I now think that matriarchy can only exist in partnership with a patriarchy. Essentially, you have to get the men out of the home space. That is what happens in a culture where most of the men work in distant cities or, as in the Philippines but also amongst the Minangkabau of Indonesia, they work abroad. The men, by their effort, support and maintain the matriarchy.
This raises the interesting point that the matriarchy, as seen by western feminists, is a canard. In fact what they want to do is to colonise and take over the patriarchy. They want to be ‘women-become-men’ as I said.
So I hear what you say, but I insist that I can take you to places in the Philippines where real matriarchies, run by matriarchs, exist. This is not just in traditional rural villages, I have seen it in the heart of major cities like Manila.
Thanks again for your comment and I hope you’ll come again
Regarding the concept of virginity in the Philippines, if you take a look at sources that documented pre-Hispanic Philippines, the concept did not even exist to begin with! The idea only came with the Spanish colonizers! But old habits that are part of thousands of years worth of cultural memory always finds a way to persist, and comes out in the forms that you described above Rod!
All this talk by Filipino men calling their wives “kumander” definitely did not come out of thin air for sure! Good read though and generally makes sense to me being a man who was born and raised in the Philippines! Thanks for the post.
Thanks again for your insight. Could you give me titles/refs for the sources on pre-Hispanic Phils? All I have is a very brief section in a general history book, I’d love to have more…it’s an area that interests me a lot
Interesting read. In my Chinese-Filipino family, my Lola was definitely the most dominant force that I can recall.

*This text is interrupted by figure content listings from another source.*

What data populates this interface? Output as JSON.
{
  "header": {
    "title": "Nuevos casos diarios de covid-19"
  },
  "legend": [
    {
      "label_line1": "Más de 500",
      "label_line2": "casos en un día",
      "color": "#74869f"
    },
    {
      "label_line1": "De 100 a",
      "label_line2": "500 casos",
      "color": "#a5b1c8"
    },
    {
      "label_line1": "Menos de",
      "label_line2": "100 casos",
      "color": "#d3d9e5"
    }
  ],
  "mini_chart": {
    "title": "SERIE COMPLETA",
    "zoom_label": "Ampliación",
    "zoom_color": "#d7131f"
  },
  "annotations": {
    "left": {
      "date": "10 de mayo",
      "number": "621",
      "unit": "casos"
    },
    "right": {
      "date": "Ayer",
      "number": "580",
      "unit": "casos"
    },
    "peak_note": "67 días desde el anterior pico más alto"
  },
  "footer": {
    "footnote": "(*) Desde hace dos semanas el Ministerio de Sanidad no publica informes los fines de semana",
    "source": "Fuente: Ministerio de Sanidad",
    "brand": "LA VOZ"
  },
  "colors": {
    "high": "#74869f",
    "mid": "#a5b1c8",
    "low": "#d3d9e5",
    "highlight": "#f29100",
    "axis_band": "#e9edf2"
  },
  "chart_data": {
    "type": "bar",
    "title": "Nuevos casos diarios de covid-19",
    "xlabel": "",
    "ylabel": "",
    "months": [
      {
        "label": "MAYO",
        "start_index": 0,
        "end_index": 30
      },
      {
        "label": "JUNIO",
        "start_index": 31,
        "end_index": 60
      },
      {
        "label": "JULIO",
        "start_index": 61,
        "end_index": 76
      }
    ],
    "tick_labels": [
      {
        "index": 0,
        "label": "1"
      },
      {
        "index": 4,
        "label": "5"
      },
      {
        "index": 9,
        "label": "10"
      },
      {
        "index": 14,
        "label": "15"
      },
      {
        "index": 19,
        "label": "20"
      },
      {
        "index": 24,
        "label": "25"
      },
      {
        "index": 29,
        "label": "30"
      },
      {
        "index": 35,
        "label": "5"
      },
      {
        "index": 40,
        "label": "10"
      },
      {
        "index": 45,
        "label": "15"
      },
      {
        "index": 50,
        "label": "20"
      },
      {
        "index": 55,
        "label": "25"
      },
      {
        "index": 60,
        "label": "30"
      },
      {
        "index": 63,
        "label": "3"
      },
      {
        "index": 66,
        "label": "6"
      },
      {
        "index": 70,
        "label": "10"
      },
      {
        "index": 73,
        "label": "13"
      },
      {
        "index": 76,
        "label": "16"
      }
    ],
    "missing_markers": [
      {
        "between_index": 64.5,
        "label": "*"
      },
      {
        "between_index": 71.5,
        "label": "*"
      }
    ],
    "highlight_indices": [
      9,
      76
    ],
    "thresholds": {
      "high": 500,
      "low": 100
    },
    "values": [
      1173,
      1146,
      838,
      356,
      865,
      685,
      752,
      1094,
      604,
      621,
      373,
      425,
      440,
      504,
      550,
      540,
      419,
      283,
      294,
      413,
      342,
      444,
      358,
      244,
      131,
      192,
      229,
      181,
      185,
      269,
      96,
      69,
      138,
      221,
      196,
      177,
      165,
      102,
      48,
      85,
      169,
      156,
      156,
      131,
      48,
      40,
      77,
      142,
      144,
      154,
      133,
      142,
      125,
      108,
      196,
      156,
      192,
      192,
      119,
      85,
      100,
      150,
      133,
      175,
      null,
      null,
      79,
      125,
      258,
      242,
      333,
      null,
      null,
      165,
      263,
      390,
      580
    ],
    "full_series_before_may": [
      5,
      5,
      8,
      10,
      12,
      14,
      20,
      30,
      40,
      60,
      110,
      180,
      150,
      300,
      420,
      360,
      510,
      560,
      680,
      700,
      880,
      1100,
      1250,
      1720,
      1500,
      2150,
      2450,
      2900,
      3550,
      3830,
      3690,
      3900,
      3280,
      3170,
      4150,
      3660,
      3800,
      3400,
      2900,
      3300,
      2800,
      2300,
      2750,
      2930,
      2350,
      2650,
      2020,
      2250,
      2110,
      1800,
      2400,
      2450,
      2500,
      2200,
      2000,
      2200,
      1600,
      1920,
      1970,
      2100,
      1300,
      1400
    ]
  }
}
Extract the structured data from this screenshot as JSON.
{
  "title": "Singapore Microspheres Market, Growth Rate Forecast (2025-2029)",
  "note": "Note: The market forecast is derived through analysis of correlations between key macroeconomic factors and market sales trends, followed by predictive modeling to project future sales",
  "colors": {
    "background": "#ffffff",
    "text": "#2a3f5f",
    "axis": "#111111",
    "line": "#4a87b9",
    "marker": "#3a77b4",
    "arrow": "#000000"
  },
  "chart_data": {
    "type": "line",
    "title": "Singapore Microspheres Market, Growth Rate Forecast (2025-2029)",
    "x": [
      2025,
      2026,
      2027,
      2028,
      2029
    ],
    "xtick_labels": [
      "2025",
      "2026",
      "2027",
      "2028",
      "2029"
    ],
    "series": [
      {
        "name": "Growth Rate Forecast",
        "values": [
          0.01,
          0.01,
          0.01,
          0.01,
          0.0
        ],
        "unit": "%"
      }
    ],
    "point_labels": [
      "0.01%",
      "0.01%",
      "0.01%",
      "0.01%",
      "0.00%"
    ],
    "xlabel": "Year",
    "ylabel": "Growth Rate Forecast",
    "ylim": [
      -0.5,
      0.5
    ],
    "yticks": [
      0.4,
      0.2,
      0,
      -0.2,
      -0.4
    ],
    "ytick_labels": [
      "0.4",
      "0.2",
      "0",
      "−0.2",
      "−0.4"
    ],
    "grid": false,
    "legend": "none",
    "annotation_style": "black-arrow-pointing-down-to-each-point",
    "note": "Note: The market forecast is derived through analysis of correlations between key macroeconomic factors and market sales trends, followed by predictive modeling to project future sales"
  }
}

Off topic, watching documentaries about the preference for male sons in China to carry on the family name, in the Philippine, family names didn’t exist until the Spanish gave ppl family names for taxation. Any correlation with taking off the pressure of carrying a family name, which then takes away the added preference for males?
HI Melanie, you’re right about the names, it’s why so many Filipino family names are either Spanish (from the Spanish priests who registered them) or are place-names, from the location they lived in. I think in the Phils it was and remains the clan, ie the group of related families that is the basic social unit rather than the families. Because the Phils uses an Americanised naming system where children take the father’s family name rather than both the mother and the father’s, which is the Spanish one, or the mother’s alone, and because of the Chrstian tradition of wives taking their husband’s names names, surnames within clans can be very mixed. You’re absolutely right about the strong preference amongst men for male children, but that does not apply to women, who generally prefer female children — because they are key to the next generation. The clan exists through female fertility and its generations are from mother to daughter, not father to son. Traditional Filipino society is thus matrifocal and in practical terms, clans are matriarchal — Lola is the boss. (Peggy Reeves Sanday wrote about similar systems amongst the Minangkabau in Indonesia and it appears to be universal across SE Asia.) Something very similar existed until recently in Scotland, where I come from, and in southern Europe even today, but Anglo-Saxon culture has been extremely destructive of these traditional ways. Sometimes this is done with overtly ‘good’ intentions but usually has unforeseen consequences, which may not be so.